According to McMillan, the new biosphere designation fits perfectly with another initiative already ongoing within the Clayoquot Sound area.

In October 1999, the B.C. Minister of Forests approved the transfer of the Clayoquot Sound portion of MacMillan Bloedel's tree farm licence 44 to Iisaak Forest Resources, a company set up by the Nuu-chah-nulth Central Region and owned 51 per cent by Ma Mook Natural Resources and 49 per cent by Weyerhaeuser, the company that now owns MacMillan Bloedel's assets.

"The way we put together the nomination, it is designed so that it fully recognizes First Nations rights and titles in the area, and acknowledges that treaty negotiations are underway," McMillan said. "And the designation will be adjusted, if needed, in accordance with the outcome of treaty negotiations. So the First Nations? interests have been front and centre in terms of actually how it was put together."

"The basic designation is supposed to be about a balance between protecting environmental considerations, and supporting sustainable economic development.
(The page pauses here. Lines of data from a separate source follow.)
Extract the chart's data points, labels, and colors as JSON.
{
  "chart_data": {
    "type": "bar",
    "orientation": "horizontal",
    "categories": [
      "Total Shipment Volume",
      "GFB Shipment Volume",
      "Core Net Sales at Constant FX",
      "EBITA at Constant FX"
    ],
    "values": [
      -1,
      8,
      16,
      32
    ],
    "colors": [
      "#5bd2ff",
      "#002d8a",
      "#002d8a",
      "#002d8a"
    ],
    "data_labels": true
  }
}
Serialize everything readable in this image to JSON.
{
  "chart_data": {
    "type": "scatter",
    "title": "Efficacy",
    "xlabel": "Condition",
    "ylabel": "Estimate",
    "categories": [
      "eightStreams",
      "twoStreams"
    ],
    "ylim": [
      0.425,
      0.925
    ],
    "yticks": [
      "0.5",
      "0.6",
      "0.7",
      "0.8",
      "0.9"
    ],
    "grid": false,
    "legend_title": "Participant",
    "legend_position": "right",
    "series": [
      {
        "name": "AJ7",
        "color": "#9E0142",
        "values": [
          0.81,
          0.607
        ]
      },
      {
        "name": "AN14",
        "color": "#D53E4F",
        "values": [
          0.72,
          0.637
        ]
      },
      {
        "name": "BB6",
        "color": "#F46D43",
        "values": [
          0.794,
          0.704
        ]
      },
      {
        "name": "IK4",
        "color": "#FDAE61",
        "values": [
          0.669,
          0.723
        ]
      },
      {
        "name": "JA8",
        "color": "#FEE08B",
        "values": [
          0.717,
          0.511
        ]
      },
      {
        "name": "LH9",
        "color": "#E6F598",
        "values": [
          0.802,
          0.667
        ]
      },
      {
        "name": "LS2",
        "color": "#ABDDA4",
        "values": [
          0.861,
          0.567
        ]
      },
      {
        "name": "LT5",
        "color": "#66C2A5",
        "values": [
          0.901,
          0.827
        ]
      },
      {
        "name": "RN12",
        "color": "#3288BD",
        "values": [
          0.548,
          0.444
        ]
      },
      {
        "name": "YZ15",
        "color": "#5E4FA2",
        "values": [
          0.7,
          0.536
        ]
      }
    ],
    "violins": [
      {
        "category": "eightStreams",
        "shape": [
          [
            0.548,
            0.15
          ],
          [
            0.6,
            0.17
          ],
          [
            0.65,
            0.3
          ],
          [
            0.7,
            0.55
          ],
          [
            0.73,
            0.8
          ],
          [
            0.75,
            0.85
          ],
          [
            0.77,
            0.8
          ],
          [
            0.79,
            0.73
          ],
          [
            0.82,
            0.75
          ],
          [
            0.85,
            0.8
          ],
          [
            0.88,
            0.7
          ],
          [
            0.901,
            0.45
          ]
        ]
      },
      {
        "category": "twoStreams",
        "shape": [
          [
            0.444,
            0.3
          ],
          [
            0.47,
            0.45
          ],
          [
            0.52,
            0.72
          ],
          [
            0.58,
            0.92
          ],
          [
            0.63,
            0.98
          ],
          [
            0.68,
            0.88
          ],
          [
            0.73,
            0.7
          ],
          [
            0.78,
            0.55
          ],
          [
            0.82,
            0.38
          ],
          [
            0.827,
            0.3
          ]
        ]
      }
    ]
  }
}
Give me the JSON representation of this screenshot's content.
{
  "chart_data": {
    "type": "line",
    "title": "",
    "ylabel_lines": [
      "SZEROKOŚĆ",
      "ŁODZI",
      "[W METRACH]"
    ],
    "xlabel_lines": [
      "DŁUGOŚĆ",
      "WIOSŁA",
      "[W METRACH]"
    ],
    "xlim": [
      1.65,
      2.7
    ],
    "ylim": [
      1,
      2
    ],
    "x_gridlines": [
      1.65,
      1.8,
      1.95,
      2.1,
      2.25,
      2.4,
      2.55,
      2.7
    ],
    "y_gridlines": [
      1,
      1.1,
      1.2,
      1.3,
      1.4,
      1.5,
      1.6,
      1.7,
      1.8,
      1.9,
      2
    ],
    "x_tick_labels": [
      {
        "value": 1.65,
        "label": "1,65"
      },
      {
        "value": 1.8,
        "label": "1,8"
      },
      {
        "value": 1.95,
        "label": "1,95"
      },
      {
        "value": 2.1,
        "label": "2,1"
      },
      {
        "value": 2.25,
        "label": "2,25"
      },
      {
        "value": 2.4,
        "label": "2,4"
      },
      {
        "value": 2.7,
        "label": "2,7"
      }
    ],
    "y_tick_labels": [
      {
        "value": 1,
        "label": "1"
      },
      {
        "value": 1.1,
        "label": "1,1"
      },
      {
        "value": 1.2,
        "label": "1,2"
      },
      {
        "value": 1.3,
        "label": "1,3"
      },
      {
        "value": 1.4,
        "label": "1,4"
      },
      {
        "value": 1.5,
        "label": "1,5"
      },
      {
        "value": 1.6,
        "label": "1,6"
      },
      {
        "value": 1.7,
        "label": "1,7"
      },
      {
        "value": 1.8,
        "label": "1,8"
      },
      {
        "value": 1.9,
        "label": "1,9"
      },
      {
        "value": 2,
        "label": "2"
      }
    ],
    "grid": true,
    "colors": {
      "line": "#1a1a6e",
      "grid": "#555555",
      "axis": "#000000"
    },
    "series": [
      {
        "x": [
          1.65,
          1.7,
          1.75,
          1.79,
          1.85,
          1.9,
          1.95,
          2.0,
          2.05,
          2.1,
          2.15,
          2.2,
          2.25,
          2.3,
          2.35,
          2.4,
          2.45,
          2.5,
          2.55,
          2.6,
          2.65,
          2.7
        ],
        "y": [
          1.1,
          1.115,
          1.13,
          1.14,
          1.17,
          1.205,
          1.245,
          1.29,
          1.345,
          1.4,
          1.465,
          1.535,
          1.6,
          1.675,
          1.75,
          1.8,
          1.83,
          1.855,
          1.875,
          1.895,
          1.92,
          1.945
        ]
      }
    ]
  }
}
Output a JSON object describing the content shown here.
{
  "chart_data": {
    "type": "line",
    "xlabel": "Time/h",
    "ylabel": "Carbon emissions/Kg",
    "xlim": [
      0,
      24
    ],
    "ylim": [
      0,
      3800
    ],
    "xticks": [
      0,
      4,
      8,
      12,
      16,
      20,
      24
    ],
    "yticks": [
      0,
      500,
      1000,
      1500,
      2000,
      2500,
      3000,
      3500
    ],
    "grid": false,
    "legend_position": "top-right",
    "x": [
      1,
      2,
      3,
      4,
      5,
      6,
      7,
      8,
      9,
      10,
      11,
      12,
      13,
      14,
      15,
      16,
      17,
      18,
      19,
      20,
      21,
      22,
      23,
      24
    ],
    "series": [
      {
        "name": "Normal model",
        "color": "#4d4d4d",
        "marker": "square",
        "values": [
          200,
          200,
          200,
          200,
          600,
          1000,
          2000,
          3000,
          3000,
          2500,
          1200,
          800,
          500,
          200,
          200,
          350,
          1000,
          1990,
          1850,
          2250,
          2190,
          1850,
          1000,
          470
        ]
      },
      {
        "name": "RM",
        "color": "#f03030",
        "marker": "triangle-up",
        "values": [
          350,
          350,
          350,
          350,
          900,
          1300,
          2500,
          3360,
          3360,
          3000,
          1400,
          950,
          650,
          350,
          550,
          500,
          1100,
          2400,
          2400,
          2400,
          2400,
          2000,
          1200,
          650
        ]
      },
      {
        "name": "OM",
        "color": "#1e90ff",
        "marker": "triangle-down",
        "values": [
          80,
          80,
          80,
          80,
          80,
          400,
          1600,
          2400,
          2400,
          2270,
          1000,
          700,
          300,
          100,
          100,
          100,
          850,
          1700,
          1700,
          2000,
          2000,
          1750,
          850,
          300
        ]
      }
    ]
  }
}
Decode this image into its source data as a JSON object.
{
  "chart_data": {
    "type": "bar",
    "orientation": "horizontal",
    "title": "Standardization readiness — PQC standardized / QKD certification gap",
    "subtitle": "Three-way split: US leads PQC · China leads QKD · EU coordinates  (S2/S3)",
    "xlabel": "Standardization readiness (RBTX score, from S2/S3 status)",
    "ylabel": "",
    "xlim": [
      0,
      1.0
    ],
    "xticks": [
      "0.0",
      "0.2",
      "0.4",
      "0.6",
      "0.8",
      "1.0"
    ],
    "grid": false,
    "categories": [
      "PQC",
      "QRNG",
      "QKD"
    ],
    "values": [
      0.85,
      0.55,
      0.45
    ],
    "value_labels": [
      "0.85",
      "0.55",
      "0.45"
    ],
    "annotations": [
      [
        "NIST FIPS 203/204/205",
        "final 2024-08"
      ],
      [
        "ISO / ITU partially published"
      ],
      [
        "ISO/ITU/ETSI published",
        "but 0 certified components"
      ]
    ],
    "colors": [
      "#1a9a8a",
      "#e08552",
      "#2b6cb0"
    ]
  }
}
We've got lots of parks and protected areas in the reserve. The real challenge is promoting sustainable development, truly sustainable development. And Iisaak ...is really trying to develop a model for sustainable development through the forest company that's not just focused on timber, but that focuses on other activities in the forest, that can become a model around the world. So, as far as part of the broader First Nations strategy, the two fit hand in hand."